1. Complete pilot and industrialization supporting facilities. The most important step during drug production from process development to large-scale manufacturing is pilot and industrialization research. Minxiang Biomedical has built 8 multi-functional pilot workshops, including 2 GMP workshops. Equipped with over 150 reactors ranging from 20L to 3000L, Minxiang Biomedical can provide specific reaction condition clients needed, such as cryogenic temperature, high temperature, anaerobic condition, hydrogenation, etc. In addition, we can also conduct the industrialization research on multiple projects with a scale of 1~80kg.

2. Rich experience in the process development of adamantane derivatives, antiviral drugs, -liptin and –liflozin drugs. With more than ten-year process-development experience in these fields, Minxiang Biomedical has strong technical and market advantages. We have successively completed industrialization research and realized large-scale manufacturing of dozens of pharmaceutical intermediates and APIs, such as 1-adamantanamine hydrochloride, memantine hydrochloride, 1,3-dimethyl adamantane, 3-amino-1-hydroxyadamantane, 1-adamantanol, vildagliptin, saxagliptin, sitagliptin, empagliflozin, timolol maleate, etc. 
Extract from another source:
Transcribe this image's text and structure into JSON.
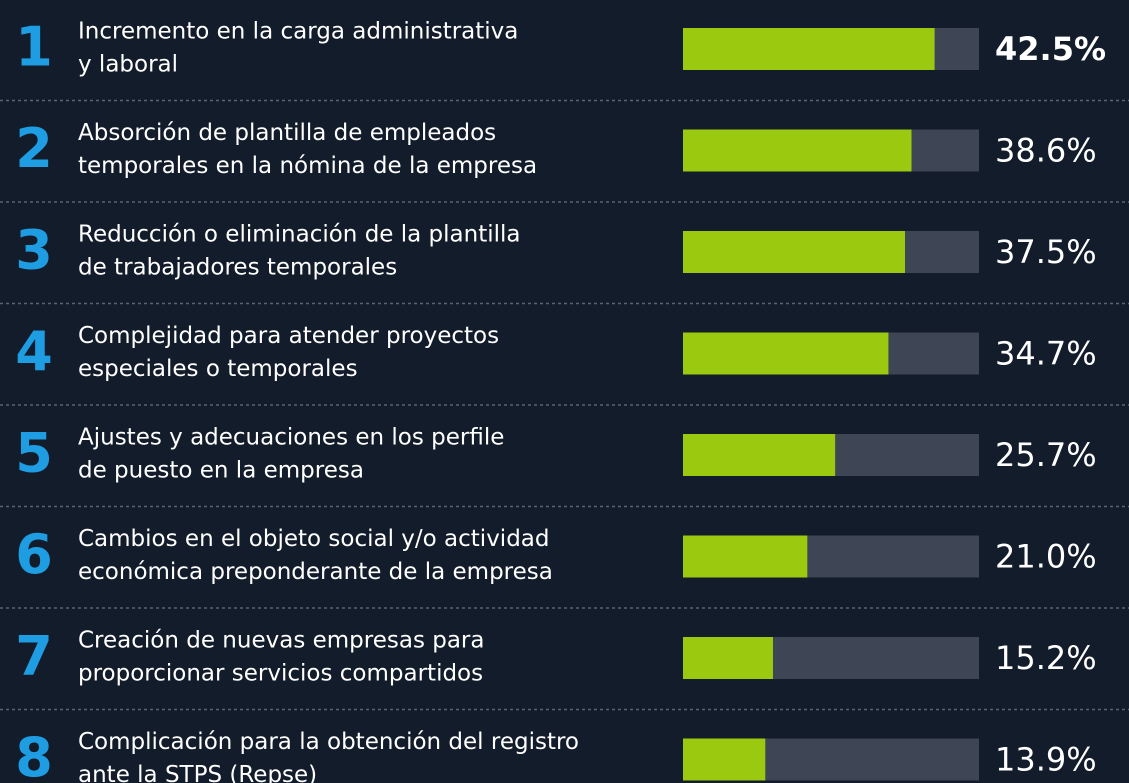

3. A technical team with extensive experience in APIs and pharmaceutical intermediates research and development. Different from industrial products, the process development of APIs and pharmaceutical intermediates requires experienced personnel in not only chemical synthesis, but also pharmaceutical research and quality control. Minxiang Biomedical has a professional technical team on API process development and quality research. Composed of dozens of personnel, this team is good at conducting pharmaceutical studies conforming to the guidance of drug registration, including overall quality strategy control of products, tracing and control of impurities, crystal form study, stability study, critical process parameters study. We also completed the development of 1-adamantanamine hydrochloride and timolol maleate, and acquired the certificate from NMPA. In addition, we provide pharmaceutical intermediates and APIs customized services to pharmaceutical companies as a CDMO, and regulatory services for API registration.

4. Enzyme catalysis and fermentation technological advantages. For chiral compounds and compounds with complex structures, enzyme catalysis and fermentation technologies have larger technical and market competition advantages than traditional chemical synthesis. Minxiang Biomedical has built a laboratory of independent screening enzyme activity and a pilot production workshop for enzyme fermentation and catalysis through years of hard work. Up to now, we have completed the industrialization study of couples of intermediates through enzyme fermentation and catalysis technology, such as saxagliptin, sitagliptin and other –liptin products.